How charging your mates for lifts could land you with £2,500 fine

Getting your friends to chip in a few quid for giving them a ride somewhere is not uncommon – but it could get you into serious trouble.

That’s because any driver who makes a profit from passenger payments could be considered an unlicensed taxi, which could see them fined as much as £2,500.

There’s an important distinction to make if you want to stay on the right side of the law.

Accepting money to cover petrol is not illegal, but the problem arises if you take more cash than you spend on fuel.

Drivers aren’t allowed to make a profit from lifts unless they have a valid taxi or private hire licence – which lots of us don’t.

As well as getting slapped with a hefty fine, drivers making extra dough from giving their friends lifts could have their insurance invalidated, points on their licence or even be disqualified.

For most of us, getting our mates to chip in a bit won’t result in a problem, as long as we stick to these rules.

Although it’s tricky for the police to find out if you do ask your pals for a few extra quid, people using ride sharing groups on social media should make sure they’re on the right side of the law.

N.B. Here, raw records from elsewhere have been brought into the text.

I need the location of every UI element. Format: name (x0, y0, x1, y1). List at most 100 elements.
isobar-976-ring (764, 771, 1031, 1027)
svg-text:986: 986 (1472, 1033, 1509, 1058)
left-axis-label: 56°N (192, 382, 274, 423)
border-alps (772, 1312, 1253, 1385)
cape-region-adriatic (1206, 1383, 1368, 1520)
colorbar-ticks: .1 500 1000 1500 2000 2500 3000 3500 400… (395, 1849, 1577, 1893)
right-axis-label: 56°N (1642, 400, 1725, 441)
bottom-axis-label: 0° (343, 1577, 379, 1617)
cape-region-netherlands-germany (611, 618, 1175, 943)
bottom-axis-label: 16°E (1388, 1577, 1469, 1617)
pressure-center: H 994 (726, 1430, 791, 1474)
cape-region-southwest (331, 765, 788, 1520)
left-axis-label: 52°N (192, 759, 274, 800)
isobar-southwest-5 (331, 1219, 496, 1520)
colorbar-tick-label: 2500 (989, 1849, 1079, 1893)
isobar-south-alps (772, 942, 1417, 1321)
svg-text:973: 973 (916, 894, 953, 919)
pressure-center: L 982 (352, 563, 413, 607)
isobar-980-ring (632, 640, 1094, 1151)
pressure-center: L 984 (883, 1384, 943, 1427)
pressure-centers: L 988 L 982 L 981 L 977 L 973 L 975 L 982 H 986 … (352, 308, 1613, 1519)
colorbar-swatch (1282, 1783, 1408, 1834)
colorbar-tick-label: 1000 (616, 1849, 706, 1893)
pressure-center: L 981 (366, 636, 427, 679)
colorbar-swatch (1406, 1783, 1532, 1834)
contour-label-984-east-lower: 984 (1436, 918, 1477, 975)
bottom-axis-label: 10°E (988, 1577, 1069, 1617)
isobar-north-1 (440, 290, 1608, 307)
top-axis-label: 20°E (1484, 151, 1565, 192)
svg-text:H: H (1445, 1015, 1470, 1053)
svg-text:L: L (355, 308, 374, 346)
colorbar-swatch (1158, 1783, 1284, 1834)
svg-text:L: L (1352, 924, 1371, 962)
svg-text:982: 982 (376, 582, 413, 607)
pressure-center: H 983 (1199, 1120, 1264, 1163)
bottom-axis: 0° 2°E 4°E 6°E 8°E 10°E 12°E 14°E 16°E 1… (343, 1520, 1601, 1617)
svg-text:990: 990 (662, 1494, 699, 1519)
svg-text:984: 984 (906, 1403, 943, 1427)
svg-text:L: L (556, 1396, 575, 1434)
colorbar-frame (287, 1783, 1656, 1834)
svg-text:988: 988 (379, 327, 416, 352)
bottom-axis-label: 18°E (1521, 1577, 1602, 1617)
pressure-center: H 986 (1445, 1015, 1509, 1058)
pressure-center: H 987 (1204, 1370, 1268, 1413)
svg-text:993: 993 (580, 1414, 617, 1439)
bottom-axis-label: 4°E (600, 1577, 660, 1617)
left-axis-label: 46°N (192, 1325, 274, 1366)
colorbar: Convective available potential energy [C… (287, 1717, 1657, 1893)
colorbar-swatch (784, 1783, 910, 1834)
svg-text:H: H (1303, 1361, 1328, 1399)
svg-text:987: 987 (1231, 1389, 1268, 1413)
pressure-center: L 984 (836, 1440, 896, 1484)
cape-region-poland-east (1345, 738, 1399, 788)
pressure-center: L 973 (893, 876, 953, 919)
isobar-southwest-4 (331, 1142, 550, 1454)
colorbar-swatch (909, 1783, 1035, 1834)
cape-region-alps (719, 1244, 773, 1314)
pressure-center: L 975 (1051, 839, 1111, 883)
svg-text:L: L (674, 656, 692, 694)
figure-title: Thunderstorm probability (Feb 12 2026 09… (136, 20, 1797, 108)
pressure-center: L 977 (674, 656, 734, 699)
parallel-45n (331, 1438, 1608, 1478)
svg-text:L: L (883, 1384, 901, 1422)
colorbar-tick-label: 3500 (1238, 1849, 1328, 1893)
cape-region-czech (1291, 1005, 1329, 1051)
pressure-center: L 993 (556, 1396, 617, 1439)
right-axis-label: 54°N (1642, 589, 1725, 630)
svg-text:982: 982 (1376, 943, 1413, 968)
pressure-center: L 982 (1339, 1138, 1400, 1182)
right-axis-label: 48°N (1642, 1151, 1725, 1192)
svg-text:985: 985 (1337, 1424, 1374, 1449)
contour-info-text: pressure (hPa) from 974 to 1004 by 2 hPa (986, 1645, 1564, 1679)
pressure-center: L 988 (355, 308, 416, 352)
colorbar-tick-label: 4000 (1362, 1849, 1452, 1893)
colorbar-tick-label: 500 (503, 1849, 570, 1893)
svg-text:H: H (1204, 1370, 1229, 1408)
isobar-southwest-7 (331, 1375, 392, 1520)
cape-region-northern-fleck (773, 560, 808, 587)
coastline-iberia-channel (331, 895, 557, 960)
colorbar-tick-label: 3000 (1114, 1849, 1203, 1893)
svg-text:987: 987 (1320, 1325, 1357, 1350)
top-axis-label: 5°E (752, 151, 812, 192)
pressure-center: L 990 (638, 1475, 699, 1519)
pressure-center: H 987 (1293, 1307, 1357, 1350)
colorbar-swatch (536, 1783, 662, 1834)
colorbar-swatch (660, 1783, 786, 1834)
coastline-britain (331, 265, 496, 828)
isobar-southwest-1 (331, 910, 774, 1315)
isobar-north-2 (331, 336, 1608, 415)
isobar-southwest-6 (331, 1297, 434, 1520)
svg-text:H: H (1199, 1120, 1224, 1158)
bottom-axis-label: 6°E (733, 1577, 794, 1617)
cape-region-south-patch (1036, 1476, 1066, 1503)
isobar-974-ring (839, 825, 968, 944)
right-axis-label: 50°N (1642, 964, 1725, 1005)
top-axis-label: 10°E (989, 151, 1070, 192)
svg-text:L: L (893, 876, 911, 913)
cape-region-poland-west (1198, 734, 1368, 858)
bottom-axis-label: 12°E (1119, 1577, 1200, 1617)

Earlier this year, Dorset Police investigated the Bournemouth and Poole Town Lifts group on Facebook after reports as many as 5,000 people were involved in the illegal lift sharing service.

A spokesperson for Dorset Police told The Bournemouth Echo: "We are aware of several Facebook groups which have been created in order to share lifts in and around the Bournemouth and Poole area.

"When getting into a vehicle with an unlicensed and unvetted stranger, you have no knowledge of their background and risk your own personal safety.

"Before offering a lift in exchange for money, you should speak to your insurance company as this could invalidate your insurance and may result in your vehicle being seized by police, a fixed penalty or prosecution resulting in a fine, points on your licence or disqualification from driving."